Out of 64 companies that have been selected under the production-linked incentive scheme for ACs and LED lights, 15 have started commercial production, an official statement said on Tuesday.
The PLI (production-linked incentive) scheme for white goods for the manufacture of components and sub-assemblies of ACs and LED lights was approved in April 2021.
The scheme is to be implemented over a seven years period, from 2021-22 to 2028-29 and has an outlay of Rs 6,238 crore.
“Out of 64 selected beneficiaries, 15 beneficiaries, who have opted for the gestation period up to 31st March 2022, have started commercial production,” the department for promotion of industry and internal trade (DPIIT) said.
Rest of the firms, it said which have opted for a gestation period up to 31st March 2023 are at different stages of implementation.

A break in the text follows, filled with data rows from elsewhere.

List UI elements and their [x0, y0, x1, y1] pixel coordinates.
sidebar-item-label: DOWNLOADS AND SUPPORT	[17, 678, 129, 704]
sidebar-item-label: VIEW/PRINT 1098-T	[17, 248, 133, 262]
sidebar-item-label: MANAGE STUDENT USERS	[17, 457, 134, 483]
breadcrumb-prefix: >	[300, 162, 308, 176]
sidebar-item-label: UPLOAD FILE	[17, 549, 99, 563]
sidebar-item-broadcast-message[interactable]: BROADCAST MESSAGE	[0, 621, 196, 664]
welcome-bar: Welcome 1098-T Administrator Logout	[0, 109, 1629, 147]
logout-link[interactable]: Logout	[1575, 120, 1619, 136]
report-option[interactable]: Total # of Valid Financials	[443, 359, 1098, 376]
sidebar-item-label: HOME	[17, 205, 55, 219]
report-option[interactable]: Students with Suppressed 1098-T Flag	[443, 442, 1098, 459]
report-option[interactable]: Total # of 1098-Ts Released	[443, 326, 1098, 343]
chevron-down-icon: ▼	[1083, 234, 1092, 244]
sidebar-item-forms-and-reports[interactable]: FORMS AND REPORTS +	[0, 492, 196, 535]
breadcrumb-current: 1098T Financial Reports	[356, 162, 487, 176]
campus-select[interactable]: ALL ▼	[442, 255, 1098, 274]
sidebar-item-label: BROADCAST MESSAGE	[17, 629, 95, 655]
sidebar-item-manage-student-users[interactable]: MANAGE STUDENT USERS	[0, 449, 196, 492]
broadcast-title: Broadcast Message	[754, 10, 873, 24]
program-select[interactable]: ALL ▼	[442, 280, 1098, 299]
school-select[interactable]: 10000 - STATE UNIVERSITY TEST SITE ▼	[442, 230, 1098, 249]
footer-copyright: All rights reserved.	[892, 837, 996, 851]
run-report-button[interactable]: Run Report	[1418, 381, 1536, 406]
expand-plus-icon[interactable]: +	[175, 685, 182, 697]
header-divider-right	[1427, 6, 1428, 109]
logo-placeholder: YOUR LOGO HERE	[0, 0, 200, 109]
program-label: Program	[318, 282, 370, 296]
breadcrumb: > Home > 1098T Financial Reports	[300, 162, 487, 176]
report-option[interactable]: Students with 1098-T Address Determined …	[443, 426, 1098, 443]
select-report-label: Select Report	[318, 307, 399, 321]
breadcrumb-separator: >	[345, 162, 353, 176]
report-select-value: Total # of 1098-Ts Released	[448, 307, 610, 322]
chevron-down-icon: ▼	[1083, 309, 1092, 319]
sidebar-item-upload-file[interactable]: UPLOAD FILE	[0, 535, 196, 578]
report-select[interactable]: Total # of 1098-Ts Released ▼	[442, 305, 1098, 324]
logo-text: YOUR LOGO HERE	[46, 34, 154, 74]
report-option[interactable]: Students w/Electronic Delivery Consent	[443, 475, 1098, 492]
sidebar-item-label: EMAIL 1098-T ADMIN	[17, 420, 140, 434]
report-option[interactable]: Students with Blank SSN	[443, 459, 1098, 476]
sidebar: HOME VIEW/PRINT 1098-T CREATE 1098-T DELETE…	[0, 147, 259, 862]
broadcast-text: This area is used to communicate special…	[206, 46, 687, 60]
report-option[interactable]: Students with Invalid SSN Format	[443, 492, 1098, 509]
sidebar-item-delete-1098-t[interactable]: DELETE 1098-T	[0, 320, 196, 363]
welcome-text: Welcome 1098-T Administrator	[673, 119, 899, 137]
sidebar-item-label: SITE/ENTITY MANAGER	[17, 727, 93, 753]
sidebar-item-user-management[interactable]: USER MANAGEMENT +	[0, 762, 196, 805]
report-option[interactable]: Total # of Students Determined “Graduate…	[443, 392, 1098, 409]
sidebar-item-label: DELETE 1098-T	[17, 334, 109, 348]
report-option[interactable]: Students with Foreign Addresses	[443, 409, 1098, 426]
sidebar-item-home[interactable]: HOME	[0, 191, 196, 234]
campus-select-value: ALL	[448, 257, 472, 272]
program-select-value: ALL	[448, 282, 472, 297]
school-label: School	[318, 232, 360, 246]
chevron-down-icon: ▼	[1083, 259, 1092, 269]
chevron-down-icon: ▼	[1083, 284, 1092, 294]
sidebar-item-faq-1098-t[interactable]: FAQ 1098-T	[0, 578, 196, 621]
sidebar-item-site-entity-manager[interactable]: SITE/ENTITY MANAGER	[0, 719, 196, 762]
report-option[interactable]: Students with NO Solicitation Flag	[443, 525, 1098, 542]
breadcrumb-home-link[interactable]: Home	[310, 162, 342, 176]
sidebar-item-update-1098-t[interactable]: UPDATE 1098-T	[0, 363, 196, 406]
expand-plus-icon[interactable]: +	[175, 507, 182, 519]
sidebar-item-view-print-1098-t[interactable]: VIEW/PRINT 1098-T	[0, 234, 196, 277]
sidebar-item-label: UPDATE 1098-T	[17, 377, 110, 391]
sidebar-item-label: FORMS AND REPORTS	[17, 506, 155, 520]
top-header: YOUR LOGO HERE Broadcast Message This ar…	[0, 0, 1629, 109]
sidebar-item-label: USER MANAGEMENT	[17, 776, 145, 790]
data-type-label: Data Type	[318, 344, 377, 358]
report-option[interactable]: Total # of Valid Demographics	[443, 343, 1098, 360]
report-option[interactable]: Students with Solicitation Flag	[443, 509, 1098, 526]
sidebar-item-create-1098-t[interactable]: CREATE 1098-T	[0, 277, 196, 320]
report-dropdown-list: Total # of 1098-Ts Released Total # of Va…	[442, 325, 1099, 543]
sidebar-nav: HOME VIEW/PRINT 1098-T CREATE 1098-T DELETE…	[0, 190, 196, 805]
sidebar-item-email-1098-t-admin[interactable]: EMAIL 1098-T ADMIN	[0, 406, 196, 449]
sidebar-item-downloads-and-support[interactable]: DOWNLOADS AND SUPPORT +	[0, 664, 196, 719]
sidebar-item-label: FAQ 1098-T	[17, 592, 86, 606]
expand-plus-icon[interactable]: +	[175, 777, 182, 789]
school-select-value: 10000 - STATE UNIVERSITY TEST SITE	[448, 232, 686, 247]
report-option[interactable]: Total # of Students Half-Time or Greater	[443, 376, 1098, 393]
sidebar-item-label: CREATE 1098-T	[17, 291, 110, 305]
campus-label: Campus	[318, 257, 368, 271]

The department also said that certain changes have been made in the guidelines of the scheme on the basis of various requests and suggestions received from selected companies and industry associations.
The aim was to simplify the operation of the scheme as well as to improve the ease of doing business, it said.
It has been decided to adopt a cost-plus method in place of a comparable uncontrolled price method for the calculation of sales prices in case of captive consumption or supplies to group companies.
The department has also allowed one more year over and above two years, permitted to companies inform about the establishment of additional manufacturing facilities.
It has revised the last date for submission of filing the claim and refund of excess incentive on account of the discrepancy between statutory compliance and records provided at the time of filing of claims.
Further, it said that the administrative ministry can visit the manufacturing facilities to review the scheme’s progress.
It added that spending in the Tool room for manufacturing of mould and dies would be considered as eligible investment under the capital investment definition for the scheme, and the bank guarantee would be rolled over before the expiry of the existing bank guarantee during the tenure of the scheme.